А через семь денечков-то, история повторилась. Петька наотрез перестал, значится, с новой пассией якшаться. Мужики теперь, бывшие фифины, при виде ее худосочной фигуры у своего бревнышка, в тот же миг испарялись под любыми, так сказать, удобоваримыми предлогами. А третий - Гаврила, сотоварищам прямо так и сказал, да еще и при бабах, охальник: «Чего я в энтой сушеной лягушке не видал. Я с моей полюбовницей Зинкой, вот оно как живу, борщи наварные да бунтеры с треской каждый день лопаю. Оно мне и ни к чему. Ужо я к вашему бойкоту заранее причастный и отлынивать от мужской солиндарности не собираюсь ни в жисть. Так и знайте!»
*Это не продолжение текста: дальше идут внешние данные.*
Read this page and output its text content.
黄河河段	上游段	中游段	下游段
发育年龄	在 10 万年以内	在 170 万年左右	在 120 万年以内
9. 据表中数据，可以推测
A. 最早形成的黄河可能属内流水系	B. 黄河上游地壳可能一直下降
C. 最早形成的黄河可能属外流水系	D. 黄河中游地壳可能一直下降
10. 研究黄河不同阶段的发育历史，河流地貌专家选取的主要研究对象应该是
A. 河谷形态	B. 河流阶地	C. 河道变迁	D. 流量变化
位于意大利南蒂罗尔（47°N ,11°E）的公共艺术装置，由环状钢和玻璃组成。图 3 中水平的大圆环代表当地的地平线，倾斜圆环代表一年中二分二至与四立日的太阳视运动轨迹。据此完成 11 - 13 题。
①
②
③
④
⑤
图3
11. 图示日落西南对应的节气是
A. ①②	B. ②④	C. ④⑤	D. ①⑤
Бабам-то что, только в радость, а фифа видно со злости решилась харизму свою нарочно Гаврюше каждый день то там, то здесь подсовывать. И уж как роковая фемина энта перед мужичком третьим-то не извивалась, а толку нет. Но тут и загвоздочка была непростая: Зинка-то, баба его, ого-го, сама не промах - начальницей в конторе значилась. А потому как увидела она выкрутасы фифины перед Гаврюшей, так и в два дня со свету окаянную и сжила - поводов-то хош отбавляй к тому было, работать до седьмого пота фифа не сподобная была. А засим - «гуд бай» по собственному желанию.
«Неча хвостом крутить!» - ворчали бабы. А мужики-то, как сидели на бревнышке - так и по сей день…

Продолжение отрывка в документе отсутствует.